In the Uintah Basin of eastern Utah and western Colorado, extreme topography, complex mountain meteorology, and extensive oil and gas emissions combine to result in unusual air quality challenges. Our team at the University of Utah have been carrying out in situ observations of methane at three sites in the Uintah Basin since 2015: a baseline site (Fruitland), a site in the western portion of the Basin near oil wells (Roosevelt), and a site in the center of the Basin, near gas wells (Horsepool). In addition, a fourth site at Castlepeak in the central Basin near oil wells collected in situ data in 2016. To our knowledge, this study presents the first multi-year record of methane concentrations in the vicinity of major oil and natural gas extraction infrastructure in the United States. An analysis of the near-three-year long dataset in conjunction with meteorology provides insight into the influence of nearby methane emissions on concentrations observed at the sites. Overall, Horsepool and Castlepeak experience higher methane concentrations than Roosevelt, which is in part due to the higher density of oil and natural gas activity in those areas.
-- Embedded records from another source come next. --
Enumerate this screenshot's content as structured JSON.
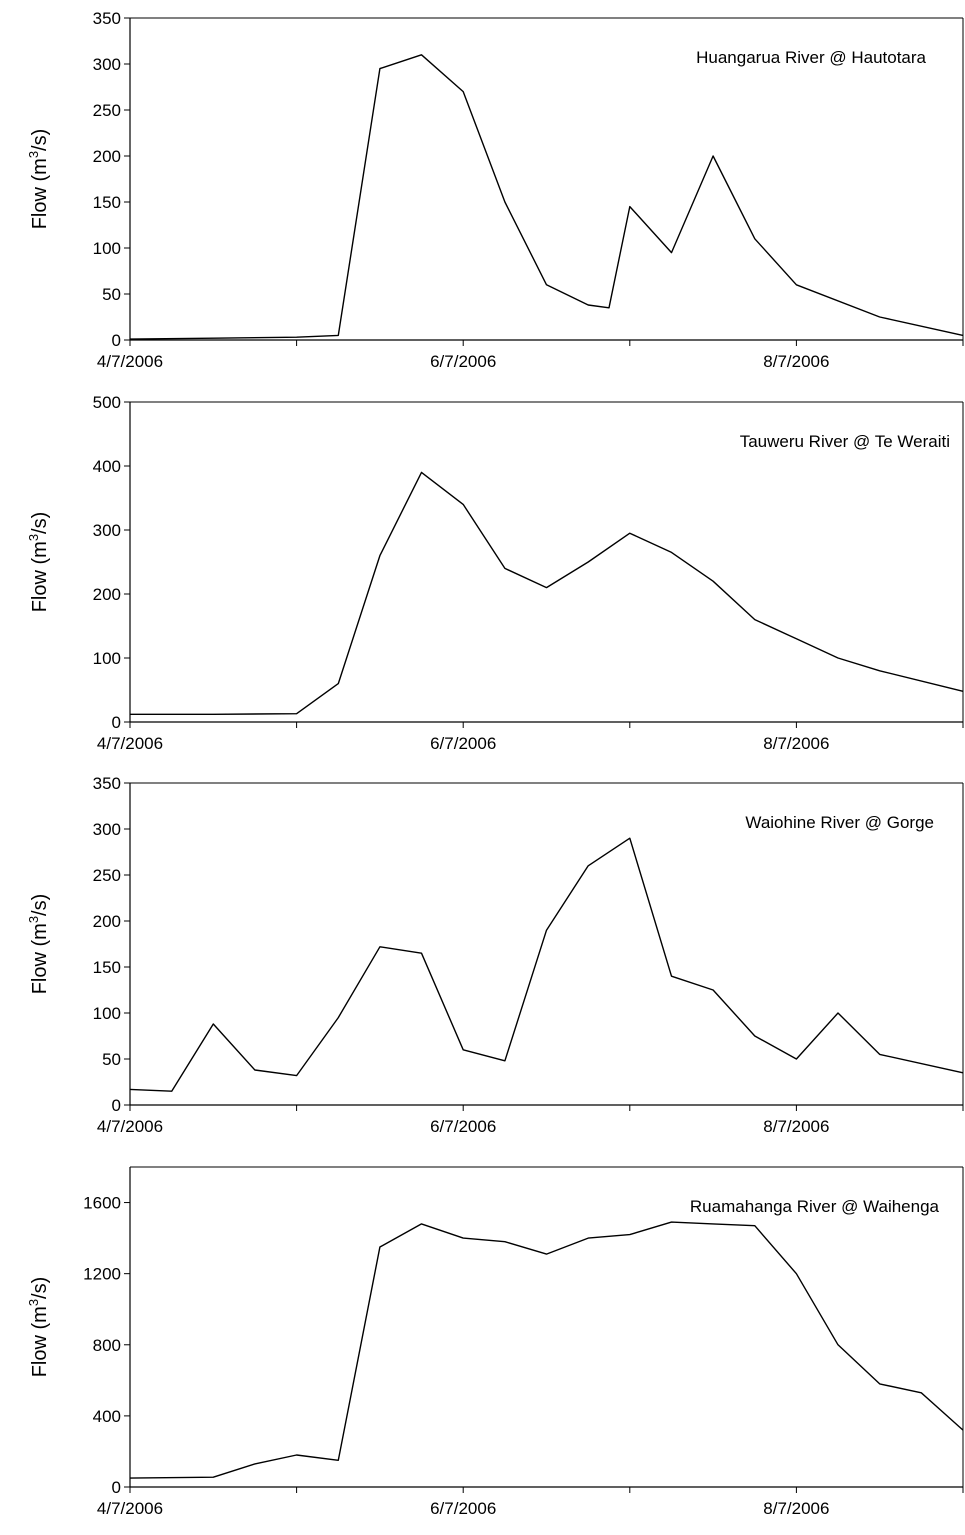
{
  "chart_data": [
    {
      "type": "line",
      "title": "Huangarua River @ Hautotara",
      "ylabel": "Flow (m³/s)",
      "ylim": [
        0,
        350
      ],
      "yticks": [
        0,
        50,
        100,
        150,
        200,
        250,
        300,
        350
      ],
      "xlim": [
        "2006-07-04",
        "2006-07-09"
      ],
      "xticks": [
        "4/7/2006",
        "6/7/2006",
        "8/7/2006"
      ],
      "grid": false,
      "x": [
        "2006-07-04 00:00",
        "2006-07-04 12:00",
        "2006-07-05 00:00",
        "2006-07-05 06:00",
        "2006-07-05 12:00",
        "2006-07-05 18:00",
        "2006-07-06 00:00",
        "2006-07-06 06:00",
        "2006-07-06 12:00",
        "2006-07-06 18:00",
        "2006-07-06 21:00",
        "2006-07-07 00:00",
        "2006-07-07 06:00",
        "2006-07-07 12:00",
        "2006-07-07 18:00",
        "2006-07-08 00:00",
        "2006-07-08 12:00",
        "2006-07-09 00:00"
      ],
      "series": [
        {
          "values": [
            1,
            2,
            3,
            5,
            295,
            310,
            270,
            150,
            60,
            38,
            35,
            145,
            95,
            200,
            110,
            60,
            25,
            5
          ]
        }
      ]
    },
    {
      "type": "line",
      "title": "Tauweru River @ Te Weraiti",
      "ylabel": "Flow (m³/s)",
      "ylim": [
        0,
        500
      ],
      "yticks": [
        0,
        100,
        200,
        300,
        400,
        500
      ],
      "xlim": [
        "2006-07-04",
        "2006-07-09"
      ],
      "xticks": [
        "4/7/2006",
        "6/7/2006",
        "8/7/2006"
      ],
      "grid": false,
      "x": [
        "2006-07-04 00:00",
        "2006-07-04 12:00",
        "2006-07-05 00:00",
        "2006-07-05 06:00",
        "2006-07-05 12:00",
        "2006-07-05 18:00",
        "2006-07-06 00:00",
        "2006-07-06 06:00",
        "2006-07-06 12:00",
        "2006-07-06 18:00",
        "2006-07-07 00:00",
        "2006-07-07 06:00",
        "2006-07-07 12:00",
        "2006-07-07 18:00",
        "2006-07-08 00:00",
        "2006-07-08 06:00",
        "2006-07-08 12:00",
        "2006-07-09 00:00"
      ],
      "series": [
        {
          "values": [
            12,
            12,
            13,
            60,
            260,
            390,
            340,
            240,
            210,
            250,
            295,
            265,
            220,
            160,
            130,
            100,
            80,
            48
          ]
        }
      ]
    },
    {
      "type": "line",
      "title": "Waiohine River @ Gorge",
      "ylabel": "Flow (m³/s)",
      "ylim": [
        0,
        350
      ],
      "yticks": [
        0,
        50,
        100,
        150,
        200,
        250,
        300,
        350
      ],
      "xlim": [
        "2006-07-04",
        "2006-07-09"
      ],
      "xticks": [
        "4/7/2006",
        "6/7/2006",
        "8/7/2006"
      ],
      "grid": false,
      "x": [
        "2006-07-04 00:00",
        "2006-07-04 06:00",
        "2006-07-04 12:00",
        "2006-07-04 18:00",
        "2006-07-05 00:00",
        "2006-07-05 06:00",
        "2006-07-05 12:00",
        "2006-07-05 18:00",
        "2006-07-06 00:00",
        "2006-07-06 06:00",
        "2006-07-06 12:00",
        "2006-07-06 18:00",
        "2006-07-07 00:00",
        "2006-07-07 06:00",
        "2006-07-07 12:00",
        "2006-07-07 18:00",
        "2006-07-08 00:00",
        "2006-07-08 06:00",
        "2006-07-08 12:00",
        "2006-07-09 00:00"
      ],
      "series": [
        {
          "values": [
            17,
            15,
            88,
            38,
            32,
            95,
            172,
            165,
            60,
            48,
            190,
            260,
            290,
            140,
            125,
            75,
            50,
            100,
            55,
            35
          ]
        }
      ]
    },
    {
      "type": "line",
      "title": "Ruamahanga River @ Waihenga",
      "ylabel": "Flow (m³/s)",
      "ylim": [
        0,
        1800
      ],
      "yticks": [
        0,
        400,
        800,
        1200,
        1600
      ],
      "xlim": [
        "2006-07-04",
        "2006-07-09"
      ],
      "xticks": [
        "4/7/2006",
        "6/7/2006",
        "8/7/2006"
      ],
      "grid": false,
      "x": [
        "2006-07-04 00:00",
        "2006-07-04 12:00",
        "2006-07-04 18:00",
        "2006-07-05 00:00",
        "2006-07-05 06:00",
        "2006-07-05 12:00",
        "2006-07-05 18:00",
        "2006-07-06 00:00",
        "2006-07-06 06:00",
        "2006-07-06 12:00",
        "2006-07-06 18:00",
        "2006-07-07 00:00",
        "2006-07-07 06:00",
        "2006-07-07 12:00",
        "2006-07-07 18:00",
        "2006-07-08 00:00",
        "2006-07-08 06:00",
        "2006-07-08 12:00",
        "2006-07-08 18:00",
        "2006-07-09 00:00"
      ],
      "series": [
        {
          "values": [
            50,
            55,
            130,
            180,
            150,
            1350,
            1480,
            1400,
            1380,
            1310,
            1400,
            1420,
            1490,
            1480,
            1470,
            1200,
            800,
            580,
            530,
            320
          ]
        }
      ]
    }
  ]
}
Seasonal variations in meteorology impact methane concentrations observed at the sites. In the spring and fall, regional weather disturbances impact the normal diurnal cycle of methane more so than in the summer. In the winter, prolonged periods of atmospheric stability (cold-air pools) trap pollutants within the mountainous basin and methane concentrations gradually increase, while a diurnal cycle remains superimposed. We also carried out atmospheric modeling with the Stochastic Time-Inverted Lagrangian Transport (STILT) model driven with wind fields simulated by the Weather Research and Forecasting (WRF) model during a targeted period (19 April 2015 – 31 May 2015). At Horsepool and Castlepeak, the diurnal cycle of modeled methane concentrations was captured well by the WRF-STILT modeling framework when forced using recent National Oceanic and Atmospheric Administration aircraft-derived emission inventory estimates, but was underestimated using a bottom-up Environmental Protection Agency emission inventory.